Lander shrugs and smiles at her, one that always made her blush. I used to tease her about it when she was younger, I still do now.

She walks to the wood burning stove, that I swear was half dragon for as much heat as it put out, and checks the roast she has cooking in one of the drawers my uncle Laurent custom welded for them. "So, how was the line today?" she asks, poking a big wooden spoon at the roast, testing it.

"Same as yesterday," Lander sighs tiredly. "Bowie found more."

I raise my brows. "More?"

Along the line we don't cross, the line that separates our pack from Mangata, we've found evidence of poaching—butchering.
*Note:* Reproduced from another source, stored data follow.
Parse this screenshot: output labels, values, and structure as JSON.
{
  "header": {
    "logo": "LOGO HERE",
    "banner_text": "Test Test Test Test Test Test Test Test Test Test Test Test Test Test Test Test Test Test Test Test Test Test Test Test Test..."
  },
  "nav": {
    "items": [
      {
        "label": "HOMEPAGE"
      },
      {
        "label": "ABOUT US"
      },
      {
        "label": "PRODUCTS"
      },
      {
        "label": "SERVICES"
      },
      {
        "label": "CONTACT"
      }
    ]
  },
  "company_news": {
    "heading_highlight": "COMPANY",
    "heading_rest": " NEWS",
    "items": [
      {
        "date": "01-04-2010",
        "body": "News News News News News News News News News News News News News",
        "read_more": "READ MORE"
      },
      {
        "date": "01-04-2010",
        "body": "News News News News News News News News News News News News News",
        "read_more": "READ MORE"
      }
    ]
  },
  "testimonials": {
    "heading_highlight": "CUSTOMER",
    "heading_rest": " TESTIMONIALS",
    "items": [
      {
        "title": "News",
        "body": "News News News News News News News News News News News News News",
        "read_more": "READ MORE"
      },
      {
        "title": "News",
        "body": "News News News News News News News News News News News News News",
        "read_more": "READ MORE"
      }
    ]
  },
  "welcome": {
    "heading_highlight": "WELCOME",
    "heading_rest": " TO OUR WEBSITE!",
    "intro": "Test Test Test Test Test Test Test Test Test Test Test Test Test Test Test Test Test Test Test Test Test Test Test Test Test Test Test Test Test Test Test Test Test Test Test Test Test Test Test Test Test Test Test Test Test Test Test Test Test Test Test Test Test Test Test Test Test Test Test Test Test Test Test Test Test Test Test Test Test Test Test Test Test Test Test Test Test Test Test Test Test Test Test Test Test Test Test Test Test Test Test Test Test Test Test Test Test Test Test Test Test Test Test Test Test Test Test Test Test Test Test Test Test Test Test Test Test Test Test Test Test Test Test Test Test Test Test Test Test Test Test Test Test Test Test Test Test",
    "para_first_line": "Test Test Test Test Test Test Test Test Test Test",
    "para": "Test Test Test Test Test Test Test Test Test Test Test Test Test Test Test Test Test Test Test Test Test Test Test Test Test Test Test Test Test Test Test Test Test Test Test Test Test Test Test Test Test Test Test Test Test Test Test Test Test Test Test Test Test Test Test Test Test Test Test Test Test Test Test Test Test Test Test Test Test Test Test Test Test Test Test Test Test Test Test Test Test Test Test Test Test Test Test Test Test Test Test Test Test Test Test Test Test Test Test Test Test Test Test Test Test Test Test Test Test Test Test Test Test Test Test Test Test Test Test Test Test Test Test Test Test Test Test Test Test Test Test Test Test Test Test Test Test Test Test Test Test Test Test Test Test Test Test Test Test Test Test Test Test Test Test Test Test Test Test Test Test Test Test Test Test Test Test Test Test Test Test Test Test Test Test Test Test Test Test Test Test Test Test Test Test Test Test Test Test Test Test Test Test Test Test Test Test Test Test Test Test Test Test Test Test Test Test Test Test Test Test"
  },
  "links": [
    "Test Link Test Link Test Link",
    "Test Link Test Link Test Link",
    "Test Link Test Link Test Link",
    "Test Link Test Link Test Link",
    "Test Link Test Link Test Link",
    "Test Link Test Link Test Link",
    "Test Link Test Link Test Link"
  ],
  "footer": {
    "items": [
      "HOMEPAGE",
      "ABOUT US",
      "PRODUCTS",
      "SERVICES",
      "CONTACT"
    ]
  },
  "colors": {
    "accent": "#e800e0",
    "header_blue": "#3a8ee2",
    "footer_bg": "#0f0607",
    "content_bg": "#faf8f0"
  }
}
At first, we were missing deer. Too many deer. Bowie's mother Nalia, our head Tracker, knows more about the game in this region than anyone else and started to notice that too many were being picked off. The problem is, we knew which hunters were bringing in what bounty, and with the numbers they reported, we shouldn't be missing so many.

The problem wasn't just that we were missing the deer, which is a problem since we rely on the numbers to be stable so we can plan for our own pack's survival. The problem is how we found them.

The first time I ran into them I was with David. His father, Dagger, is our Master of Arms. David and I were running a normal patrol route when we found it, intestines scattered on the ground. Innards of animals were like breadcrumbs someone forgot to pick up, leading us the bodies of two does—both without heads. The fatty parts had been taken from them, stomachs gone from them, along with their hooves. I've never seen anything like it.